As good the production featurette is though, I really enjoyed "The Batmobile" even more. True, it really isn't an extra that focuses exclusively on The Dark Knight Rises, but it's great trip down memory lane looking back at the various incarnations of Batman's most iconic ride. Featuring the participation of Christopher Nolan, Tim Burton, Joel Shumacher and a host of artists and writers it's an unexpectedly fun hour of Batman nostalgia. The rest of the features are rounded out with theatrical trailers for The Dark Knight Rises, an art gallery (both also on the second disc), and UltraViolet and standard definition copies of the film available through a download code and on the third disc of the set respectively.

 The Dark Knight Rises
The Dark Knight Rises is a very good capper to Christopher Nolan's Batman trilogy, and while my preference towards the more comic book oriented aspects of the character and the world in which he inhabits don't exactly jive with Nolan and company's vision, I've enjoyed these films nonetheless.
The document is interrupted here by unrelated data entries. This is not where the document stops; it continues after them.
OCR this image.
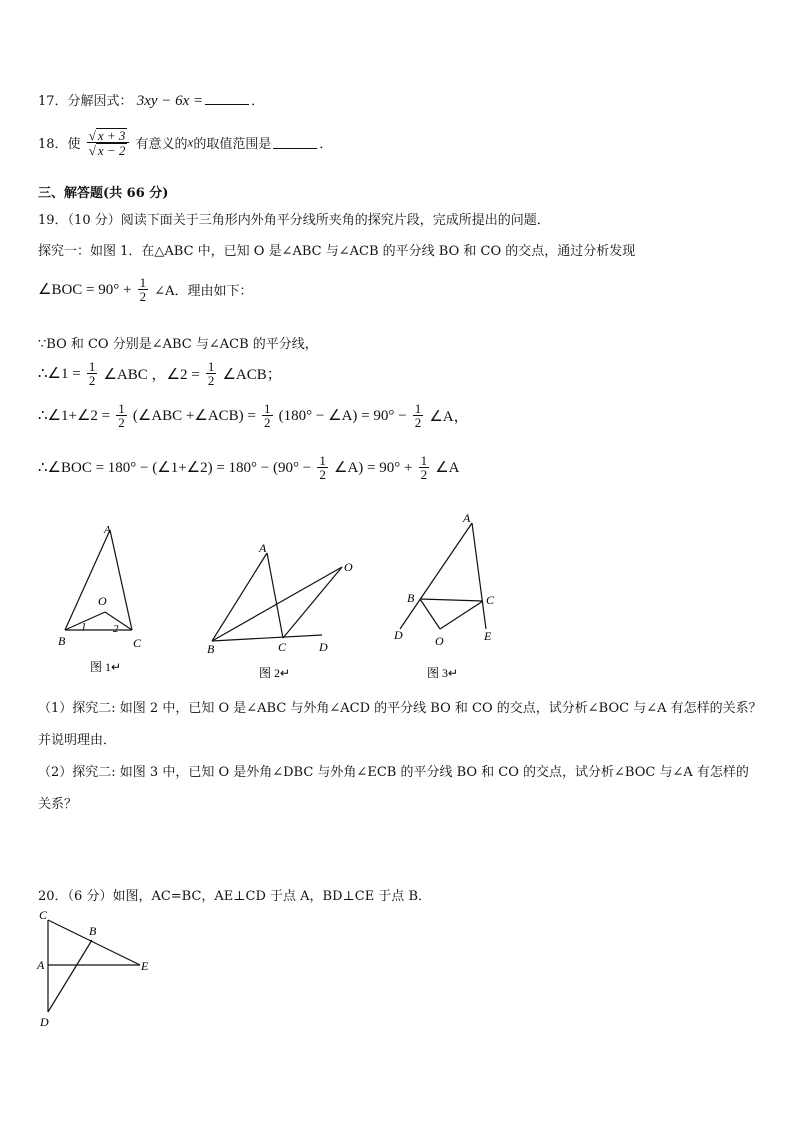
17．分解因式： 3xy − 6x =	．
18．使 $\frac{√ x + 3}{√ x - 2}$ 有意义的x的取值范围是	．
三、解答题(共 66 分)
19．（10 分）阅读下面关于三角形内外角平分线所夹角的探究片段，完成所提出的问题．
探究一：如图 1．在△ABC 中，已知 O 是∠ABC 与∠ACB 的平分线 BO 和 CO 的交点，通过分析发现
∠BOC = $90^\circ + \frac{1}{2}$ ∠A．理由如下：
∵BO 和 CO 分别是∠ABC 与∠ACB 的平分线，
∴∠1 = $\frac{1}{2}$ ∠ABC ，∠2 = $\frac{1}{2}$ ∠ACB；
∴∠1+∠2 = $\frac{1}{2}$ (∠ABC +∠ACB) = $\frac{1}{2} (180^\circ$ − ∠A) = $90^\circ - \frac{1}{2}$ ∠A，
∴∠BOC = 180° − (∠1+∠2) = $180^\circ - (90^\circ - \frac{1}{2}$ ∠A) = $90^\circ + \frac{1}{2}$ ∠A
A
O
B	C
1 2
图 1↵
A
O
B	C	D
图 2↵
A
B	C
D	O	E
图 3↵
（1）探究二: 如图 2 中，已知 O 是∠ABC 与外角∠ACD 的平分线 BO 和 CO 的交点，试分析∠BOC 与∠A 有怎样的关系？
并说明理由．
（2）探究二: 如图 3 中，已知 O 是外角∠DBC 与外角∠ECB 的平分线 BO 和 CO 的交点，试分析∠BOC 与∠A 有怎样的
关系？
20．（6 分）如图，AC=BC，AE⊥CD 于点 A，BD⊥CE 于点 B．
C
B
A	E
D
If ranking the trilogy, I'd have to order them best to least (none of these films could be described as worst) in the order in which they were released. Warner Home Video's Blu-ray presentation features an excellent video track coupled with one of the best audio tracks you're likely to find on the format, along with a couple of hours worth of quality extras that leave you wanting a bit more. Overall, this is a definite purchase and should be near the top of your Xmas list.